Identifying key data to establish how timing of NGS testing can affect survival outcomes in meningitis patients
Motivation
Meningitis and encephalitis are important causes of morbidity and mortality worldwide, with bacterial meningitis affecting approximately 1 in 6 patients fatally and causing severe complications in 1 in 5 survivors. In critical care settings treating these life-threatening infections, timing is everything—antibiotic treatment should be started as soon as possible when bacterial meningitis is suspected, and the timely identification of causative agents is critical for the administration of effective treatment.

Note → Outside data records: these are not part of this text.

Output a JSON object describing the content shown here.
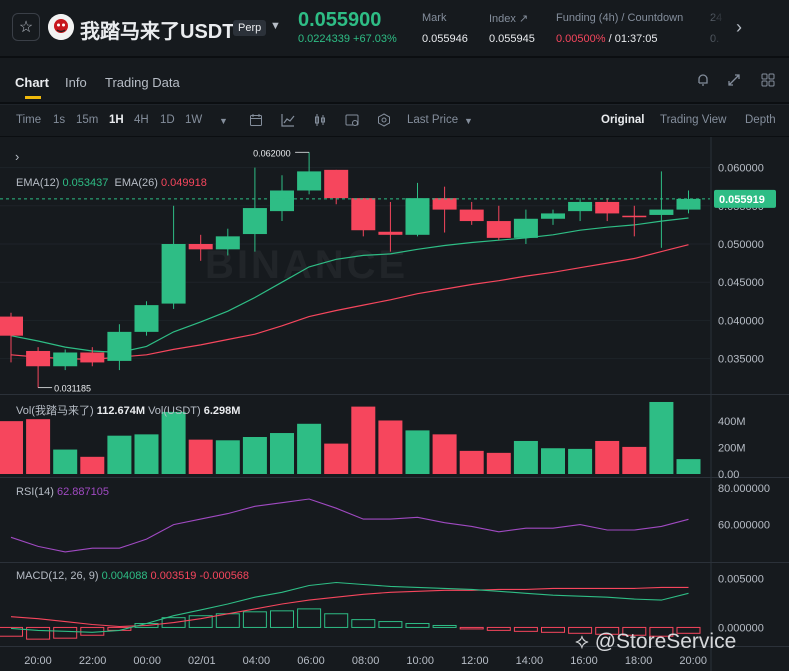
{
  "header": {
    "star_icon": "star-icon",
    "symbol": "我踏马来了USDT",
    "contract_badge": "Perp",
    "last_price": "0.055900",
    "change": "0.0224339 +67.03%",
    "stats": [
      {
        "label": "Mark",
        "value": "0.055946"
      },
      {
        "label": "Index ↗",
        "value": "0.055945"
      },
      {
        "label": "Funding (4h) / Countdown",
        "value_rate": "0.00500%",
        "value_countdown": " / 01:37:05"
      },
      {
        "label": "24",
        "value": "0."
      }
    ],
    "colors": {
      "up": "#2ebd85",
      "down": "#f6465d",
      "accent": "#f0b90b"
    }
  },
  "tabs": {
    "items": [
      "Chart",
      "Info",
      "Trading Data"
    ],
    "active": "Chart"
  },
  "toolbar": {
    "time_label": "Time",
    "intervals": [
      "1s",
      "15m",
      "1H",
      "4H",
      "1D",
      "1W"
    ],
    "active_interval": "1H",
    "price_type": "Last Price",
    "views": [
      "Original",
      "Trading View",
      "Depth"
    ],
    "active_view": "Original"
  },
  "chart": {
    "watermark": "BINANCE",
    "ema_legend": {
      "ema12_label": "EMA(12)",
      "ema12_value": "0.053437",
      "ema26_label": "EMA(26)",
      "ema26_value": "0.049918"
    },
    "vol_legend": {
      "label1": "Vol(我踏马来了)",
      "value1": "112.674M",
      "label2": "Vol(USDT)",
      "value2": "6.298M"
    },
    "rsi_legend": {
      "label": "RSI(14)",
      "value": "62.887105"
    },
    "macd_legend": {
      "label": "MACD(12, 26, 9)",
      "v1": "0.004088",
      "v2": "0.003519",
      "v3": "-0.000568"
    },
    "price_axis": [
      "0.060000",
      "0.055000",
      "0.050000",
      "0.045000",
      "0.040000",
      "0.035000"
    ],
    "current_price_tag": "0.055919",
    "high_label": "0.062000",
    "low_label": "0.031185",
    "vol_axis": [
      "400M",
      "200M",
      "0.00"
    ],
    "rsi_axis": [
      "80.000000",
      "60.000000"
    ],
    "macd_axis": [
      "0.005000",
      "0.000000"
    ],
    "time_axis": [
      "20:00",
      "22:00",
      "00:00",
      "02/01",
      "04:00",
      "06:00",
      "08:00",
      "10:00",
      "12:00",
      "14:00",
      "16:00",
      "18:00",
      "20:00"
    ]
  },
  "chart_data": {
    "type": "candlestick",
    "interval": "1H",
    "candles": [
      {
        "o": 0.0405,
        "h": 0.041,
        "c": 0.038,
        "l": 0.0345
      },
      {
        "o": 0.036,
        "h": 0.0365,
        "c": 0.034,
        "l": 0.0312
      },
      {
        "o": 0.034,
        "h": 0.0362,
        "c": 0.0358,
        "l": 0.0335
      },
      {
        "o": 0.0358,
        "h": 0.0365,
        "c": 0.0345,
        "l": 0.034
      },
      {
        "o": 0.0347,
        "h": 0.0395,
        "c": 0.0385,
        "l": 0.0335
      },
      {
        "o": 0.0385,
        "h": 0.0425,
        "c": 0.042,
        "l": 0.038
      },
      {
        "o": 0.0422,
        "h": 0.055,
        "c": 0.05,
        "l": 0.0415
      },
      {
        "o": 0.05,
        "h": 0.0512,
        "c": 0.0493,
        "l": 0.0478
      },
      {
        "o": 0.0493,
        "h": 0.052,
        "c": 0.051,
        "l": 0.0485
      },
      {
        "o": 0.0513,
        "h": 0.06,
        "c": 0.0547,
        "l": 0.049
      },
      {
        "o": 0.0543,
        "h": 0.059,
        "c": 0.057,
        "l": 0.053
      },
      {
        "o": 0.057,
        "h": 0.062,
        "c": 0.0595,
        "l": 0.0565
      },
      {
        "o": 0.0597,
        "h": 0.0597,
        "c": 0.056,
        "l": 0.0552
      },
      {
        "o": 0.056,
        "h": 0.056,
        "c": 0.0518,
        "l": 0.051
      },
      {
        "o": 0.0516,
        "h": 0.0555,
        "c": 0.0512,
        "l": 0.049
      },
      {
        "o": 0.0512,
        "h": 0.058,
        "c": 0.056,
        "l": 0.051
      },
      {
        "o": 0.056,
        "h": 0.0575,
        "c": 0.0545,
        "l": 0.0515
      },
      {
        "o": 0.0545,
        "h": 0.0555,
        "c": 0.053,
        "l": 0.0525
      },
      {
        "o": 0.053,
        "h": 0.055,
        "c": 0.0508,
        "l": 0.0505
      },
      {
        "o": 0.0508,
        "h": 0.0545,
        "c": 0.0533,
        "l": 0.05
      },
      {
        "o": 0.0533,
        "h": 0.0545,
        "c": 0.054,
        "l": 0.0525
      },
      {
        "o": 0.0543,
        "h": 0.056,
        "c": 0.0555,
        "l": 0.053
      },
      {
        "o": 0.0555,
        "h": 0.056,
        "c": 0.054,
        "l": 0.053
      },
      {
        "o": 0.0537,
        "h": 0.055,
        "c": 0.0535,
        "l": 0.051
      },
      {
        "o": 0.0538,
        "h": 0.0595,
        "c": 0.0545,
        "l": 0.0495
      },
      {
        "o": 0.0545,
        "h": 0.057,
        "c": 0.0559,
        "l": 0.054
      }
    ],
    "ema12": [
      0.038,
      0.0373,
      0.0365,
      0.036,
      0.0358,
      0.0366,
      0.0385,
      0.0398,
      0.0412,
      0.043,
      0.045,
      0.047,
      0.048,
      0.0485,
      0.0487,
      0.0493,
      0.0498,
      0.0502,
      0.0505,
      0.0508,
      0.0512,
      0.0518,
      0.0522,
      0.0525,
      0.053,
      0.0534
    ],
    "ema26": [
      0.0355,
      0.0352,
      0.035,
      0.0349,
      0.0352,
      0.0355,
      0.0362,
      0.0368,
      0.0375,
      0.0382,
      0.0393,
      0.0405,
      0.0413,
      0.042,
      0.0427,
      0.0435,
      0.0441,
      0.0447,
      0.0452,
      0.0458,
      0.0463,
      0.0469,
      0.0475,
      0.0481,
      0.049,
      0.0499
    ],
    "volume_millions": [
      400,
      415,
      185,
      130,
      290,
      300,
      470,
      260,
      255,
      280,
      310,
      380,
      230,
      510,
      405,
      330,
      300,
      175,
      160,
      250,
      195,
      190,
      250,
      205,
      545,
      112.674
    ],
    "rsi": [
      53,
      48,
      45,
      47,
      47,
      52,
      60,
      63,
      66,
      70,
      72,
      74,
      69,
      63,
      63,
      64,
      61,
      59,
      56,
      58,
      58,
      60,
      57,
      57,
      59,
      62.887105
    ],
    "macd_line": [
      -0.0001,
      -0.0003,
      -0.0004,
      -0.0005,
      -0.0003,
      0.0004,
      0.0012,
      0.0018,
      0.0024,
      0.0031,
      0.0036,
      0.0043,
      0.0046,
      0.0044,
      0.0042,
      0.0041,
      0.004,
      0.0039,
      0.0037,
      0.0035,
      0.0033,
      0.0032,
      0.0031,
      0.0029,
      0.0028,
      0.0035
    ],
    "signal_line": [
      0.0011,
      0.0009,
      0.0006,
      0.0003,
      0.0001,
      0.0002,
      0.0005,
      0.0009,
      0.0014,
      0.0019,
      0.0024,
      0.0028,
      0.0031,
      0.0034,
      0.0036,
      0.0037,
      0.0038,
      0.0038,
      0.0039,
      0.0039,
      0.004,
      0.004,
      0.004,
      0.004,
      0.0041,
      0.0041
    ],
    "histogram": [
      -0.0009,
      -0.0012,
      -0.0011,
      -0.0008,
      -0.0003,
      0.0004,
      0.001,
      0.0012,
      0.0014,
      0.0016,
      0.0017,
      0.0019,
      0.0014,
      0.0008,
      0.0006,
      0.0004,
      0.0002,
      -0.0001,
      -0.0003,
      -0.0004,
      -0.0005,
      -0.0006,
      -0.0007,
      -0.0008,
      -0.0009,
      -0.0006
    ],
    "price_range": [
      0.0305,
      0.064
    ],
    "volume_range": [
      0,
      560
    ],
    "rsi_range": [
      40,
      85
    ],
    "macd_range": [
      -0.0018,
      0.0065
    ]
  },
  "watermark_footer": "@StoreService"
}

However, determining the optimal timing for next-generation sequencing (NGS) testing within the complex diagnostic workflow remained unclear for healthcare providers seeking to maximize patient survival outcomes.
Solution
Plinth developed a comprehensive Health Economics and Outcomes Research (HEOR) analysis to evaluate how the timing of metagenomic NGS testing impacts patient survival and healthcare utilization in meningitis cases. Working with a dataset of patient records linked to thousands of genetic test results, Plinth created an interactive analytics portal that systematically examined the relationship between test timing, diagnostic workflow, and critical outcomes including time-to-discharge and overall survival. Additionally, Plinth advised on strategic data collection priorities to strengthen future efficacy assessments and optimize evidence generation for regulatory and clinical decision-making.
Impact
Plinth's HEOR analysis provided evidence-based insights into optimal NGS testing protocols that can improve patient survival while reducing healthcare costs. The comprehensive evaluation of diagnostic timing, test sequencing, and resource utilization—combined with strategic guidance on data collection for ongoing efficacy monitoring—enables healthcare systems to implement data-driven protocols that maximize the life-saving potential of advanced diagnostic testing while optimizing cost-effectiveness. This analysis framework can be readily applied to other infectious disease contexts where rapid, accurate diagnosis is critical for patient outcomes.